When time to finish the piece came, I realized that distressing a piece did not preclude the perfection of a new piece to begin with. I still needed to create a fine surface as though the piece would look new. All of the planing, sanding, and rounding edges was just as necessary. Only then would the distressing look authentic. Of course, deciding how to distress the piece was another step. So much of what is called distressing today has to do with painting techniques. Yet only the inside of the tray was painted; the rest was stained and finished. The distressing was of a physical nature by creating dents, pits, and scratches to replicate years of use and moving around. After reading a particular take from some article, I took screw-drivers, hammers, chisels, nails, screws, kitchen mallets, and chains to numerous pieces of scrap wood to come up with a suitable distressing technique and look. I finally settled on a large screw-driver, a hammer, and a chain.

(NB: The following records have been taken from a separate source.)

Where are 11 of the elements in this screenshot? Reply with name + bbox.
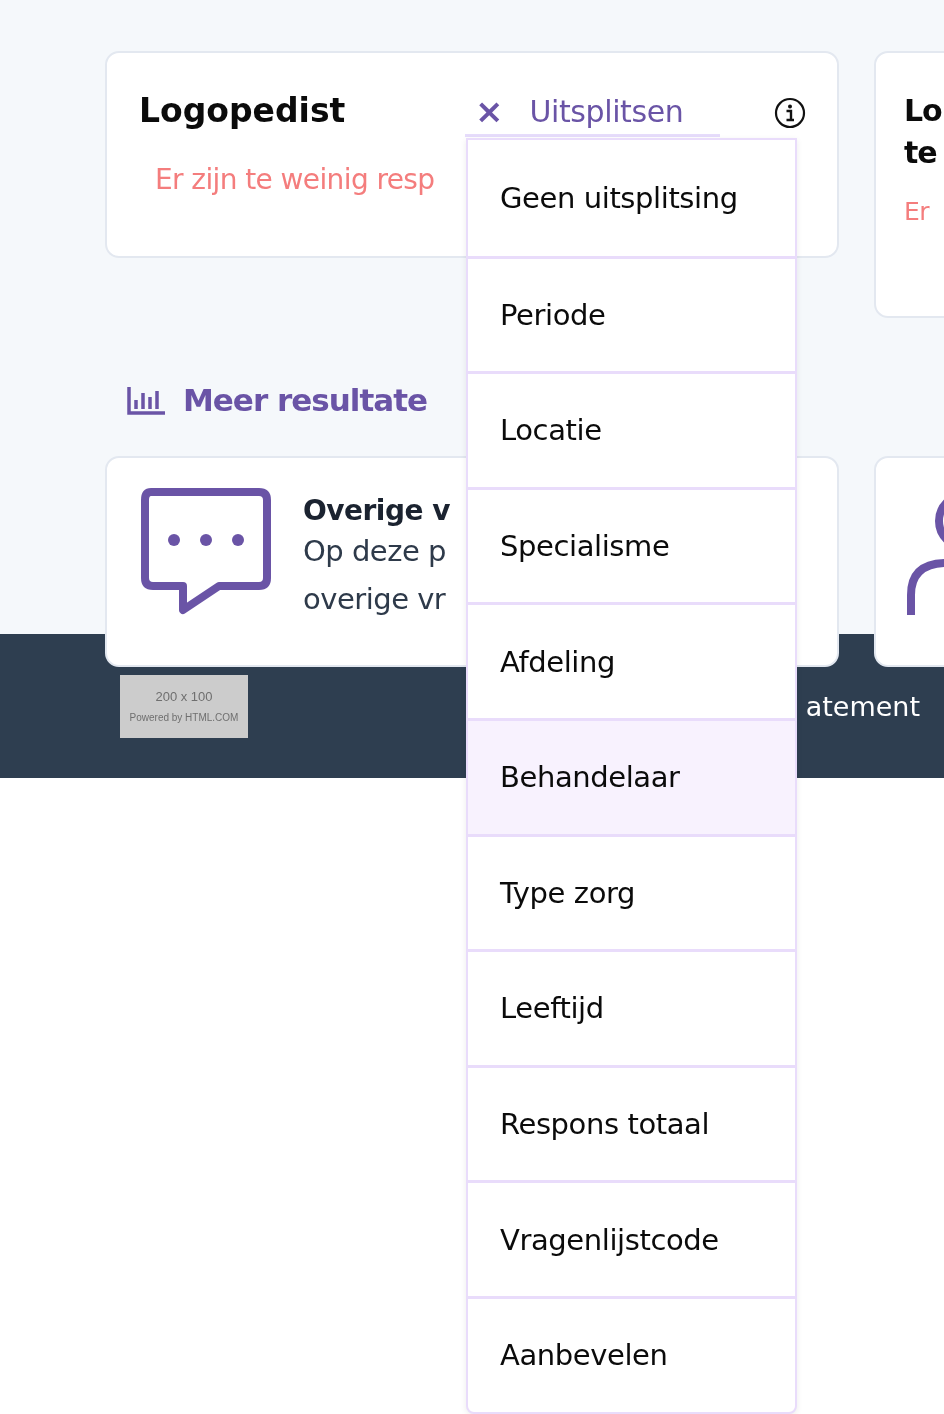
section-heading: Meer resultate — [183, 382, 428, 418]
card-title: Overige v — [303, 494, 450, 527]
warning-message: Er — [904, 197, 929, 226]
card-title: Lo — [904, 92, 942, 130]
warning-message: Er zijn te weinig resp — [155, 163, 436, 196]
card-title: Logopedist — [139, 90, 346, 132]
card-title: te — [904, 134, 937, 172]
card-text: overige vr — [303, 581, 447, 618]
placeholder-credit: Powered by HTML.COM — [129, 712, 239, 723]
placeholder-size: 200 x 100 — [155, 689, 213, 704]
card-text: Op deze p — [303, 533, 447, 570]
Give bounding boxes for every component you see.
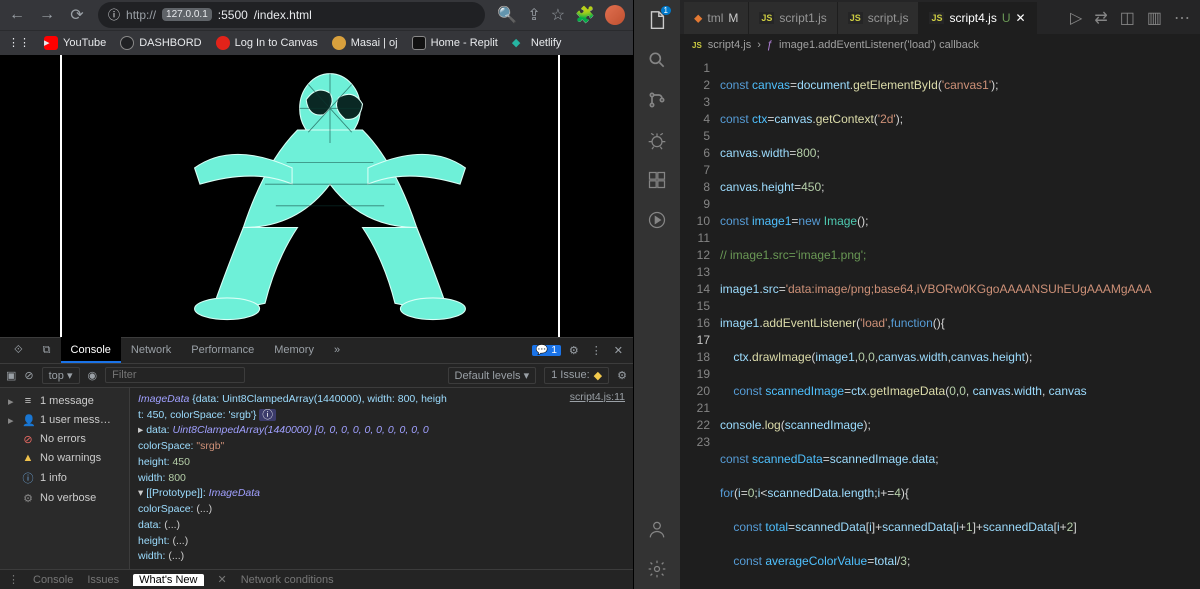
code-editor[interactable]: 1234567891011121314151617181920212223 co… — [680, 56, 1200, 589]
bookmark-canvas[interactable]: Log In to Canvas — [216, 36, 318, 50]
devtools-tabs: ⟐ ⧉ Console Network Performance Memory »… — [0, 338, 633, 364]
editor-area: ⬥tml M JSscript1.js JSscript.js JSscript… — [680, 0, 1200, 589]
search-icon[interactable] — [645, 48, 669, 72]
bookmark-youtube[interactable]: ▸YouTube — [44, 36, 106, 50]
extensions-icon[interactable] — [645, 168, 669, 192]
side-warnings[interactable]: ▲No warnings — [0, 449, 129, 467]
side-verbose[interactable]: ⚙No verbose — [0, 489, 129, 508]
sidebar-toggle[interactable]: ▣ — [6, 369, 16, 382]
side-errors[interactable]: ⊘No errors — [0, 430, 129, 449]
back-button[interactable]: ← — [8, 6, 26, 24]
chat-badge[interactable]: 💬 1 — [532, 345, 561, 356]
device-icon[interactable]: ⧉ — [33, 337, 61, 363]
more-icon[interactable]: ⋯ — [1174, 8, 1190, 28]
tab-network[interactable]: Network — [121, 337, 181, 363]
manage-icon[interactable] — [645, 557, 669, 581]
code-content[interactable]: const canvas=document.getElementById('ca… — [720, 56, 1200, 589]
tab-script[interactable]: JSscript.js — [838, 2, 920, 34]
editor-tabs: ⬥tml M JSscript1.js JSscript.js JSscript… — [680, 0, 1200, 34]
console-toolbar: ▣ ⊘ top ▾ ◉ Default levels ▾ 1 Issue: ◆ … — [0, 364, 633, 388]
layout-icon[interactable]: ▥ — [1147, 8, 1162, 28]
drawer-close-icon[interactable]: ✕ — [218, 573, 227, 586]
apps-button[interactable]: ⋮⋮ — [8, 36, 30, 49]
filter-input[interactable] — [105, 367, 245, 383]
url-scheme: http:// — [126, 8, 156, 22]
git-compare-icon[interactable]: ⇄ — [1094, 8, 1107, 28]
drawer-issues[interactable]: Issues — [87, 574, 119, 586]
eye-icon[interactable]: ◉ — [88, 369, 98, 382]
activity-bar: 1 — [634, 0, 680, 589]
tab-performance[interactable]: Performance — [181, 337, 264, 363]
levels-select[interactable]: Default levels ▾ — [448, 367, 537, 384]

But that first whack was personally distressing! The “perfection” of the piece was now defined by how well I made it imperfect. Gouging, hammering, and throwing a chain at a piece of furniture was something I had not needed before for my own work. It was actually enjoyable when I got in the swing of things. In the end, I believe the piece had a conservative yet sufficient take on the distressing. At that point I added some penciling in dents to darken them as well as some around some nails at the base of the tray, before and after the applying of the stain. A three coat application of clear shellac and then wax finished the process.
To say I was pleased with the result would be an understatement, and so was the recipient. The piece not only replicated the form of the original, but had much of the character, though designed for a different use. Needless to say, this type of distressing is now part of my arsenal of furniture techniques. And my ideal of perfection has a deeper meaning than before.